Uyuyan birisi uyandırılmak İçin sar...sılmaz veya adı ile çağırılmazmış. "Agâh ol erenler" derlermiş. Nezaket, incelik, edeb her işin başı imiş de ondan... Ona eren uyanık olurmuş. İnsanların sözü kesilmez, işaret ve işmar edilmez, fısıltılar, gizli konuşmalar hoş karşılanmazmış.
Hanımlar beylerine "Efendi" derlermiş, "siz" derlermiş. Hanımefendiliklerini gösterirlermiş.

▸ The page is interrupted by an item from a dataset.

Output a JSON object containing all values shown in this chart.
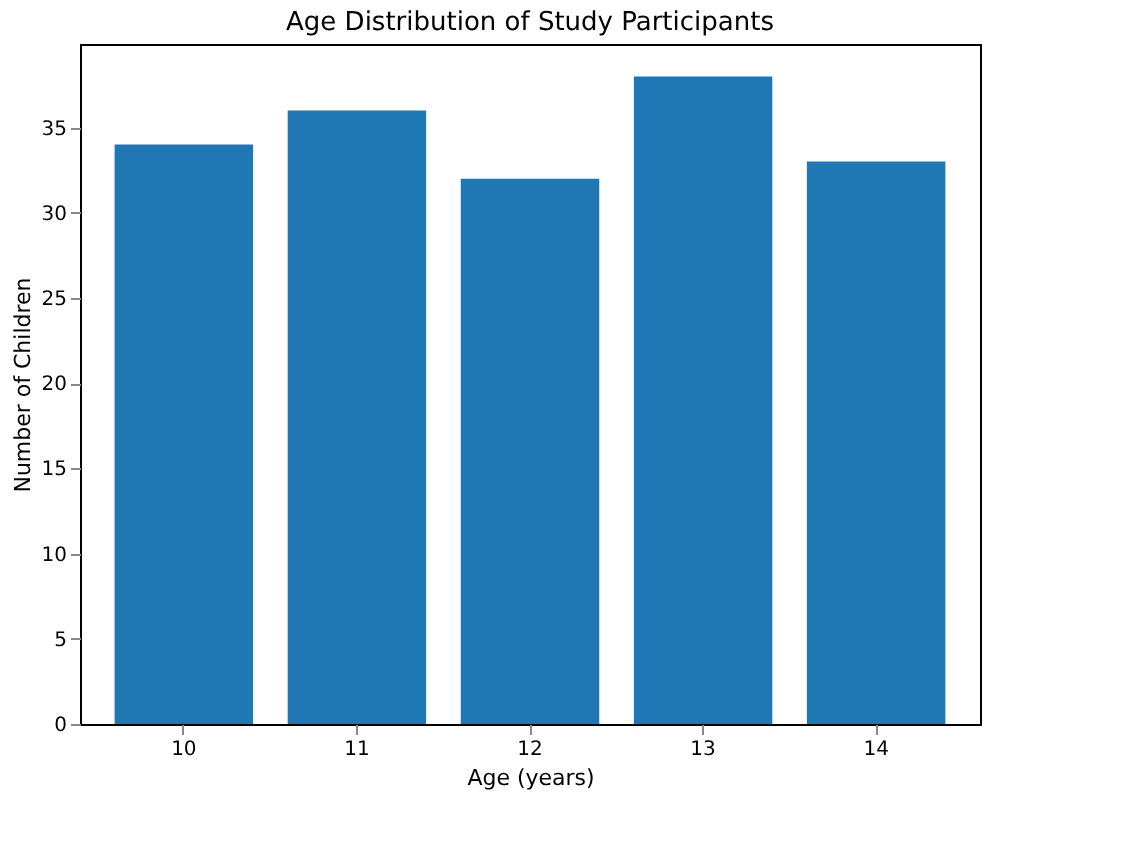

Gezerken yere yumuşak basılır, ses çıkarmamaya çalışılırmış. Yerdeki haşerata basmamaya özen gösterdiği için adı "Karınca basmaz Efendi” ye çıkan insanlar varmış.
Kapıdan çıkarken arkasını dönmemek, geri geri çıkmak edebdenmiş.
Bir insan sana sığındığında,ya da biri sana emanet edildiğinde,
kendi canından bile önce o kollanır,asla kaçtığı ve korktuğu kişilere,teslim edilmezmiş sığınan kişi düşman dâhi olsa..
Kapı eşiğindeki misafirlere ait ayakkabılar, dışarıya doğru değil, içeriye doğru çevrilirmiş. "Git bir daha gelme!" der gibi değil de. "Gitsen de ayağının yönü buraya dönük olsa" dercesine dizilirmiş.
Canlı cansız her şeyin bir hatırı varmış. Eskiler hayatı o kadar nurani, o kadar temiz, o kadar manâlı yaşarmış.